A middle-aged Hispanic freedom fighter, Don Diego (Anthony Hopkins), disguised behind a mask and the name of Zorro, fights, performs gymnastics and stunt-rides to the rescue of oppressed peasants in 1820s California. He is tracked to his lair by the evil governor of California (played by another Brit, Stuart Wilson plus demonic moustache) whose soldiers slaughter Zorro’s much-loved wife. While Zorro vegetates behind bars and concentrates on growing a fine chin of hair, the governor adopts his baby daughter. Twenty years later, Don Diego makes a daring escape, and is understandably impressed to discover that his baby has turned into Catherine Zeta-Jones. No longer capable of performing the acrobatics of yesteryear, he takes under his whip a handsome, hot-headed bandit (Antonio Banderas) and becomes Obi Wan-Kenobi to his Luke Skywalker, instructing him in the finer points of swordplay, self-discipline and eating with the correct spoon. Whereupon, to no one in the audience’s astonishment, Banderas becomes Zorro Mark 2, infiltrating the evil governor’s entourage like a Hispanic Scarlet Pimpernel.
Reviewed by Chris Tookey


Will Zorro Senior win back his daughter? Will Zorro Junior fall madly, romantically and photogenically in love with the spirited, sword-brandishing daughter of Zorro Senior? Will all three thwart the evil governor, still hellbent on oppressing the peasants like mad?

If you seriously doubt the answers to the above, you haven’t seen any swashbucklers from the golden age of Hollywood; so you may as well start by seeing this one.

The Mask of Zorro is a reminder of those carefree days when Douglas Fairbanks Sr swung happily from chandeliers, and Errol Flynn romanced Olivia De Havilland while keeping one arm free to conduct a swordfight with Basil Rathbone.

It’s a swashbuckler - and there hasn’t been one this glorious, glossy or goofy, since Burt Lancaster’s The Crimson Pirate, back in 1952. The Mask of Zorro won’t win marks for originality, and outstays its welcome by about half an hour. The longish scenes between action sequences mean that it will tax the patience of children below the age of ten.

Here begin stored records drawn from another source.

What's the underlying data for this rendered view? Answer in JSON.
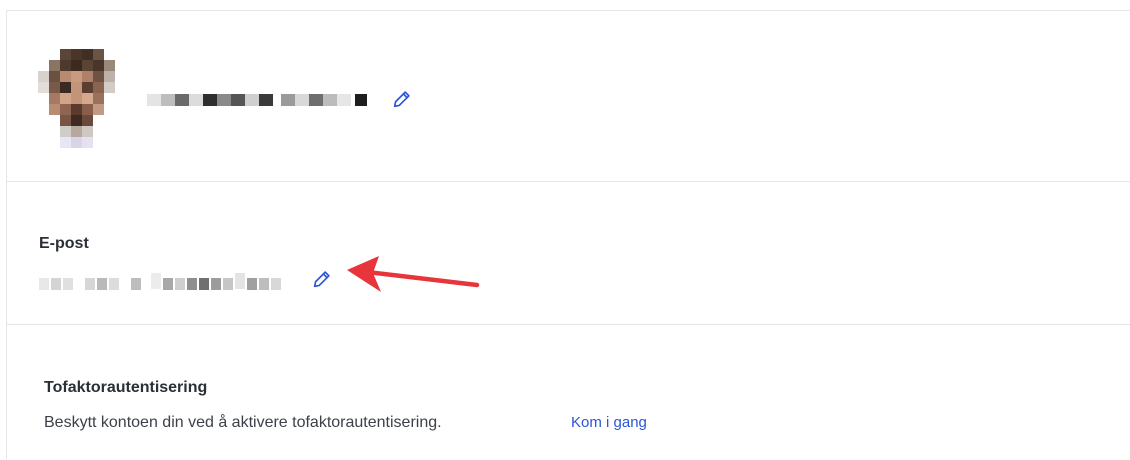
{
  "profile": {
    "avatar_alt": "",
    "edit_icon": "pencil-icon"
  },
  "email": {
    "label": "E-post",
    "edit_icon": "pencil-icon"
  },
  "two_factor": {
    "label": "Tofaktorautentisering",
    "description": "Beskytt kontoen din ved å aktivere tofaktorautentisering.",
    "link": "Kom i gang"
  },
  "colors": {
    "accent": "#2a55d6",
    "annotation_arrow": "#e8353b",
    "border": "#e6e6e6"
  }
}
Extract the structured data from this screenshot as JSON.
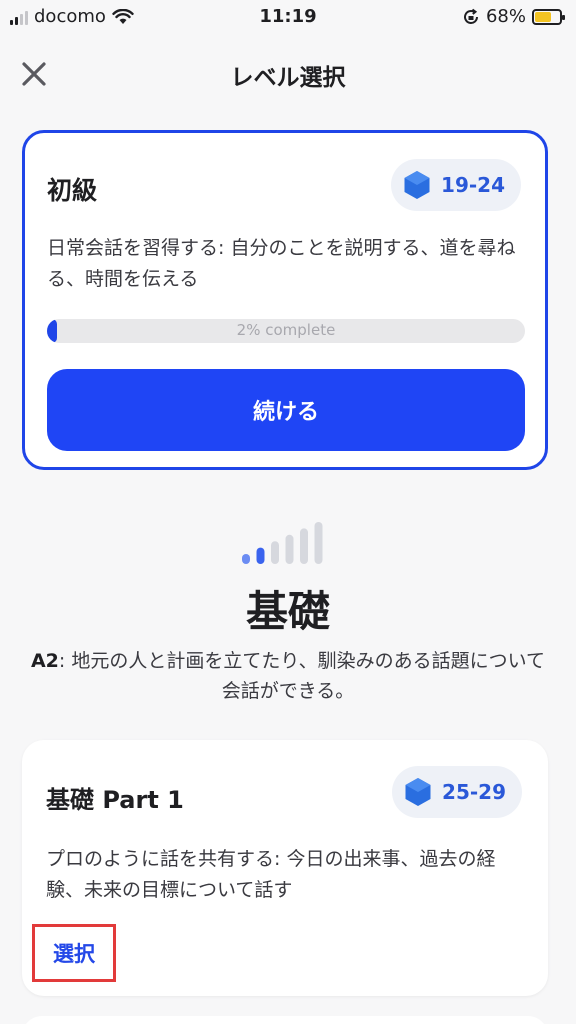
{
  "status_bar": {
    "carrier": "docomo",
    "time": "11:19",
    "battery": "68%",
    "battery_level": 0.68
  },
  "header": {
    "title": "レベル選択"
  },
  "current_level": {
    "title": "初級",
    "range": "19-24",
    "description": "日常会話を習得する: 自分のことを説明する、道を尋ねる、時間を伝える",
    "progress": 0.02,
    "progress_label": "2% complete",
    "continue_label": "続ける"
  },
  "section": {
    "meter_level": 2,
    "meter_total": 6,
    "title": "基礎",
    "code": "A2",
    "description": ": 地元の人と計画を立てたり、馴染みのある話題について会話ができる。"
  },
  "part": {
    "title": "基礎 Part 1",
    "range": "25-29",
    "description": "プロのように話を共有する: 今日の出来事、過去の経験、未来の目標について話す",
    "select_label": "選択"
  },
  "colors": {
    "accent": "#1f45f5",
    "highlight_box": "#e23a3a",
    "hex_icon": "#2a6ee0"
  }
}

But those acting scenes are, in fact, rather better than they tended to be in the old days. Hopkins and Wilson make splendidly wily adversaries, and director Martin Campbell is to be commended for controlling Hopkins’s tendency to overact.

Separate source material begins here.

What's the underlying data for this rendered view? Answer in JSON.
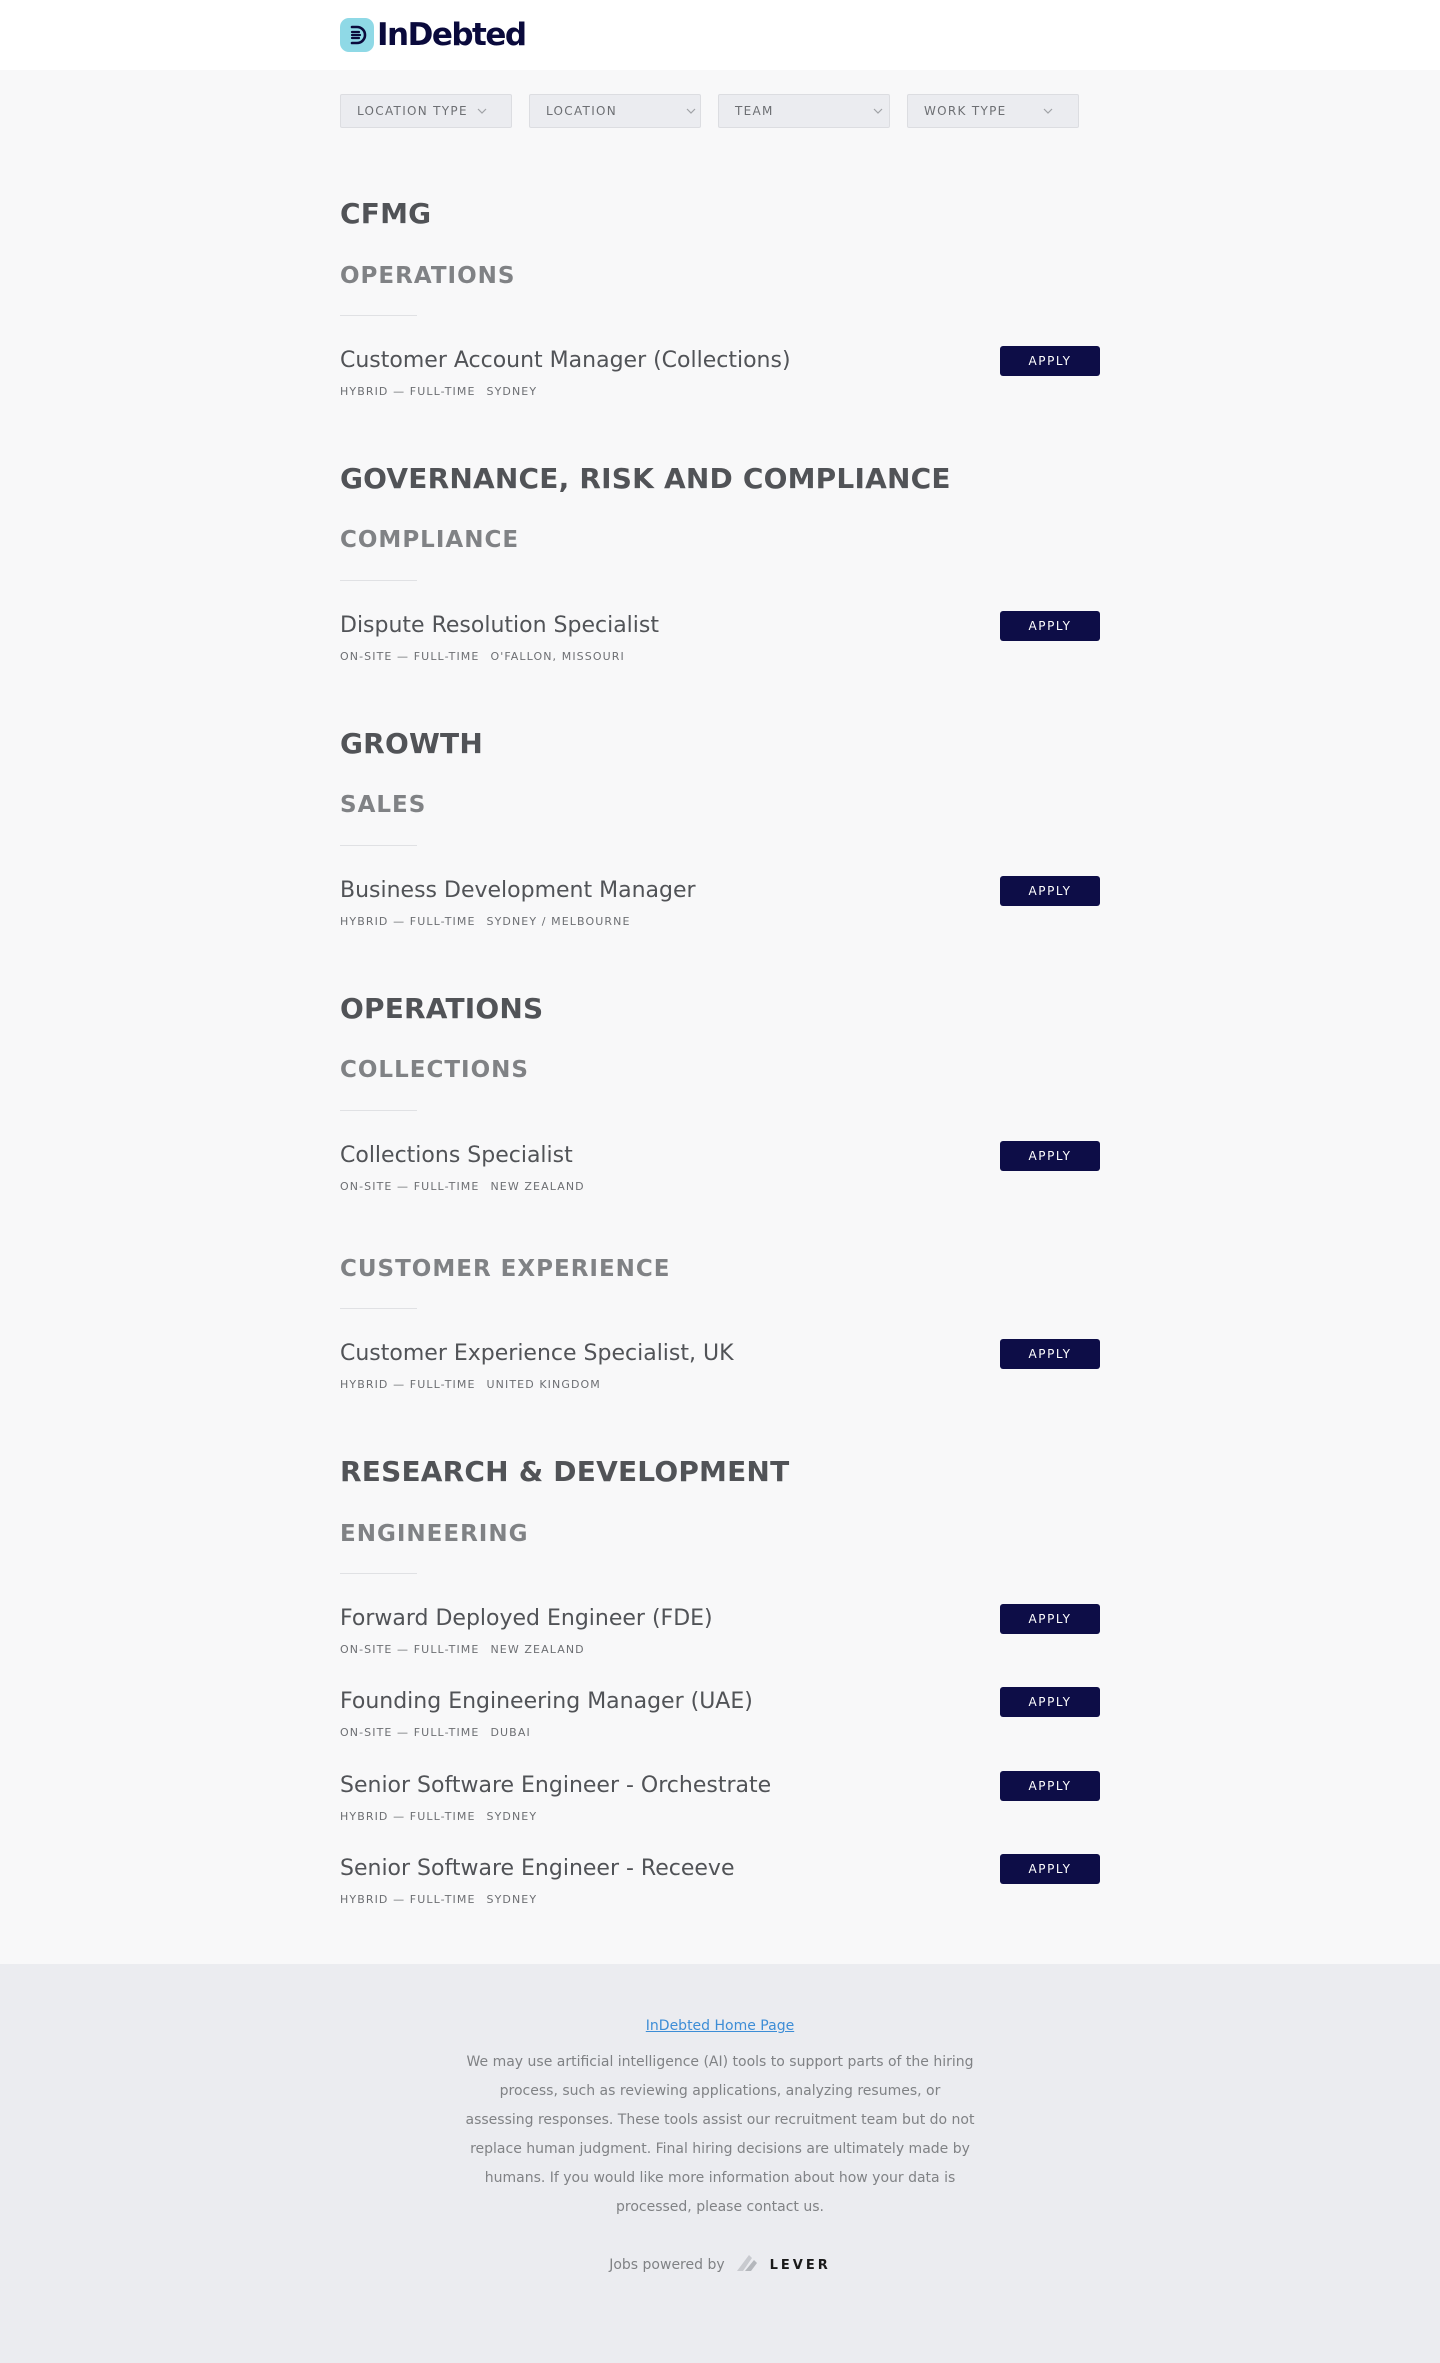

The action sequences - including a bravura display of acrobatics on horseback by Banderas’s stunt-double - are breathtaking.

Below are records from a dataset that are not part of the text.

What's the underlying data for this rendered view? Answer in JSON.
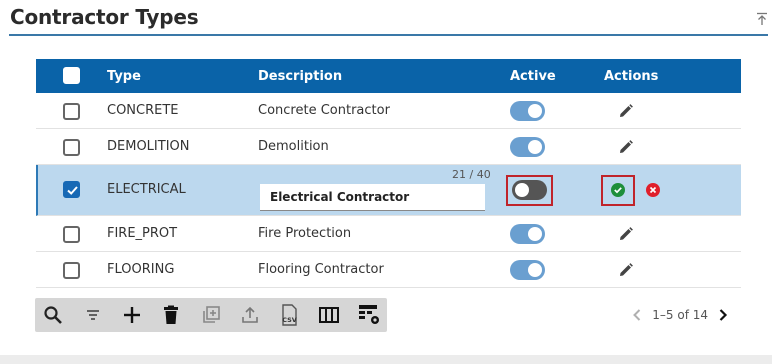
{
  "page": {
    "title": "Contractor Types"
  },
  "table": {
    "headers": {
      "type": "Type",
      "description": "Description",
      "active": "Active",
      "actions": "Actions"
    },
    "rows": [
      {
        "type": "CONCRETE",
        "description": "Concrete Contractor",
        "active": true,
        "checked": false
      },
      {
        "type": "DEMOLITION",
        "description": "Demolition",
        "active": true,
        "checked": false
      },
      {
        "type": "ELECTRICAL",
        "description": "Electrical Contractor",
        "active": false,
        "checked": true,
        "editing": true,
        "char_count": "21 / 40"
      },
      {
        "type": "FIRE_PROT",
        "description": "Fire Protection",
        "active": true,
        "checked": false
      },
      {
        "type": "FLOORING",
        "description": "Flooring Contractor",
        "active": true,
        "checked": false
      }
    ]
  },
  "toolbar": {
    "icons": [
      "search-icon",
      "filter-icon",
      "add-icon",
      "delete-icon",
      "duplicate-icon",
      "export-icon",
      "csv-icon",
      "columns-icon",
      "table-settings-icon"
    ],
    "csv_label": "CSV"
  },
  "pager": {
    "range": "1–5 of 14"
  },
  "colors": {
    "header": "#0a63a8",
    "selected_row": "#bcd8ee",
    "toggle_on": "#6a9fd0",
    "toggle_off": "#555555",
    "highlight_box": "#c0242a",
    "confirm": "#1e8f3a",
    "cancel": "#e01f2b"
  }
}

There is also a code of honour and social responsibility that has been lacking from most recent action movies. This is a film with many old-fashioned virtues.

The scenes between Antonio Banderas and Catherine Zeta-Jones, two of the best-looking people in movies, have a sexual charge rarely seen since the heyday of Flynn and De Havilland. Just as refreshingly, their passion is conveyed not through sweaty bedroom scenes, but through dance and swordfights.

It is too early to be sure if the Welsh Miss Zeta-Jones will turn out to be a new Rita Hayworth, or merely the new Jane Seymour; but she is gorgeous, and it is easy to see why American critics hailed her as a star.